Natürlich können Gehirne immer noch viele Dinge besser als Computer, zumindest bislang: Auto fahren, laufen lernen, sich die Zukunft vorstellen, etwa. Und das alles mit einer Tasse Kaffee und einer Scheibe Toast als Energiequelle. "Als sich die biologische Intelligenz entwickelte, hatte sie noch keinen Zugang zu Kernkraftwerken", sagt Hinton. Damit will er sagen, wie neuronale Netze der Biologie beim Lernen überlegen sein könnten, wenn wir einmal bereit sind, die höheren Kosten ihrer Datenverarbeitung zu tragen. (Was wir aktuell tun, obwohl es viele ungeklärte Fragen etwa beim CO₂-Fußabdruck gibt.)

Lernen ist aber nur der erste Teil von Hintons Argumentation. Der zweite ist das Kommunizieren. "Wenn Sie oder ich etwas lernen und dieses Wissen an jemand anderen weitergeben wollen, können wir ihm nicht einfach eine Kopie davon schicken", sagt er. "Aber ich kann 10.000 neuronale Netze haben, von denen jedes seine eigenen Erfahrungen hat, und jedes von ihnen kann das, was es gelernt hat, sofort weitergeben. Das ist ein Riesenunterschied. Es ist, als gäbe es 10.000 von uns, und sobald eine Person etwas lernt, wissen es alle".

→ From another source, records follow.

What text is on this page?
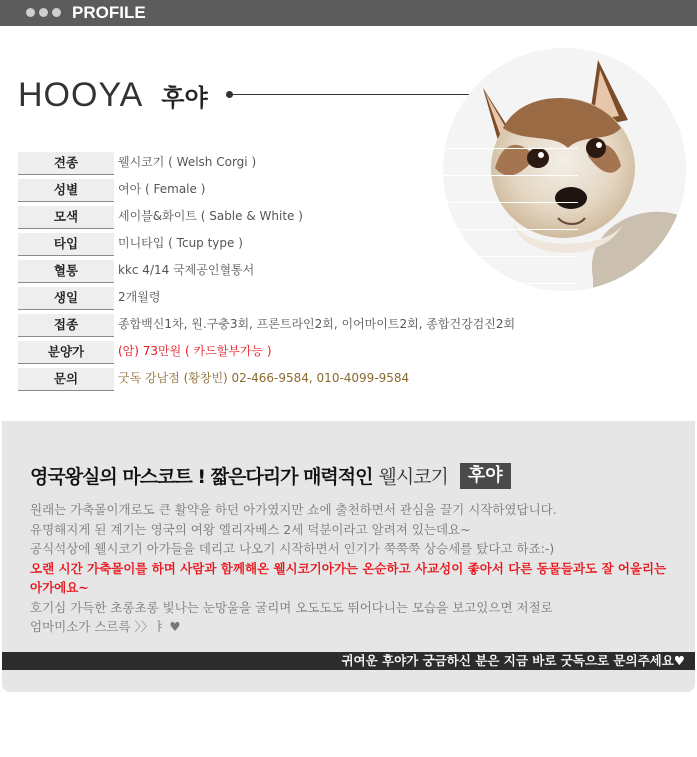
PROFILE
HOOYA 후야
견종	웰시코기 ( Welsh Corgi )
성별	여아 ( Female )
모색	세이블&화이트 ( Sable & White )
타입	미니타입 ( Tcup type )
혈통	kkc 4/14 국제공인혈통서
생일	2개월령
접종	종합백신1차, 원.구충3회, 프론트라인2회, 이어마이트2회, 종합건강검진2회
분양가	(암) 73만원 ( 카드할부가능 )
문의	굿독 강남점 (황창빈) 02-466-9584, 010-4099-9584
영국왕실의 마스코트 ! 짧은다리가 매력적인 웰시코기	후야

원래는 가축몰이개로도 큰 활약을 하던 아가였지만 쇼에 출천하면서 관심을 끌기 시작하였답니다.

유명해지게 된 계기는 영국의 여왕 엘리자베스 2세 덕분이라고 알려져 있는데요~

공식석상에 웰시코기 아가들을 데리고 나오기 시작하면서 인기가 쭉쭉쭉 상승세를 탔다고 하죠:-)

오랜 시간 가축몰이를 하며 사람과 함께해온 웰시코기아가는 온순하고 사교성이 좋아서 다른 동물들과도 잘 어울리는 아가에요~

호기심 가득한 초롱초롱 빛나는 눈망울을 굴리며 오도도도 뛰어다니는 모습을 보고있으면 저절로

엄마미소가 스르륵 〉〉ㅑ ♥

귀여운 후야가 궁금하신 분은 지금 바로 굿독으로 문의주세요♥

Worauf läuft das alles hinaus? Hinton glaubt mittlerweile, dass es zwei Arten von Intelligenz auf der Welt gibt: Gehirne von Tieren und neuronale Netze. "Es ist eine völlig andere Form der Intelligenz", sagt er. "Eine neue und bessere Form der Intelligenz." Das ist durchaus eine gewaltige Behauptung. Aber KI ist ein Feld, das polarisiert. Es wäre also ein Leichtes, Leute zu finden, die Hinton angesichts solcher Aussagen auslachen würden – und genauso leicht andere, die zustimmend nicken.

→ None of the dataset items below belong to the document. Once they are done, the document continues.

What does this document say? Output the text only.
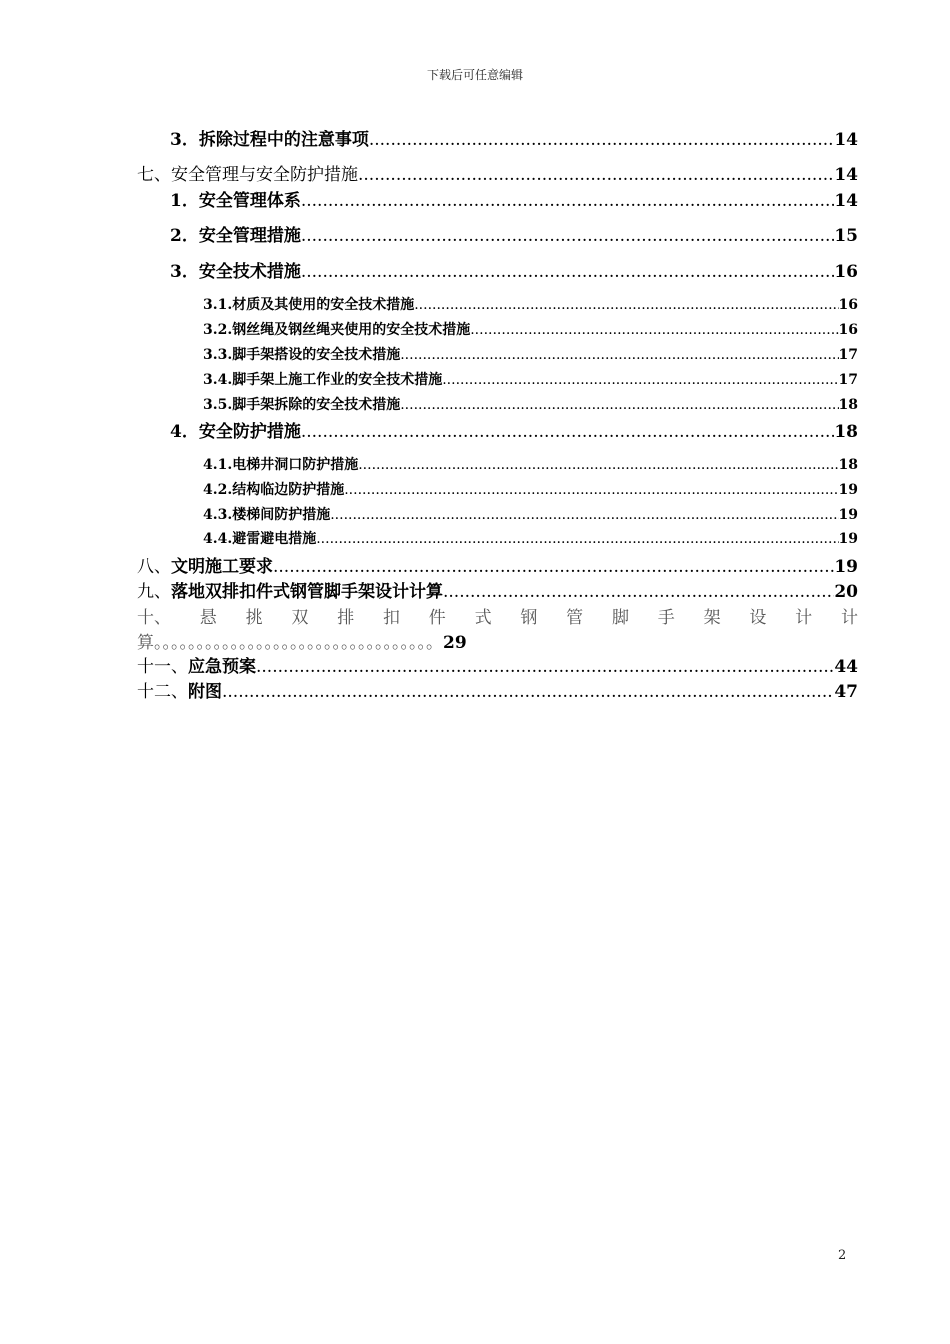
下载后可任意编辑
3． 拆除过程中的注意事项 .....	14
七、 安全管理与安全防护措施 .....	14
1． 安全管理体系 .....	14
2． 安全管理措施 .....	15
3． 安全技术措施 .....	16
3.1. 材质及其使用的安全技术措施 .....	16
3.2. 钢丝绳及钢丝绳夹使用的安全技术措施 .....	16
3.3. 脚手架搭设的安全技术措施 .....	17
3.4. 脚手架上施工作业的安全技术措施 .....	17
3.5. 脚手架拆除的安全技术措施 .....	18
4． 安全防护措施 .....	18
4.1. 电梯井洞口防护措施 .....	18
4.2. 结构临边防护措施 .....	19
4.3. 楼梯间防护措施 .....	19
4.4. 避雷避电措施 .....	19
八、 文明施工要求 .....	19
九、 落地双排扣件式钢管脚手架设计计算 .....	20
十、 悬 挑 双 排 扣 件 式 钢 管 脚 手 架 设 计 计
算。。。。。。。。。。。。。。。。。。。。。。。。。。。。。。。。。29
十一、 应急预案 .....	44
十二、 附图 .....	47
2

Die Menschen sind auch geteilter Meinung darüber, ob die Folgen dieser neuen Form von Intelligenz, wenn sie denn existiert, vorteilhaft oder apokalyptisch sein werden. "Ob man glaubt, dass eine solche Superintelligenz gut oder schlecht sein wird, hängt stark davon ab, ob man Optimist oder Pessimist ist", sagt er. "Wenn man die Leute bittet, das Risiko abzuschätzen, ob etwas Schlimmes passiert – etwa wie hoch die Wahrscheinlichkeit ist, dass jemand in der Familie wirklich krank wird oder von einem Auto angefahren wird –, gibt der Optimist eine Wahrscheinlichkeit von 5 Prozent an und der Pessimist eine von 100." Ein leicht depressiver Mensch werde sagen, dass die Wahrscheinlichkeit bei vielleicht 40 Prozent liegt. "Und damit hat er in der Regel recht."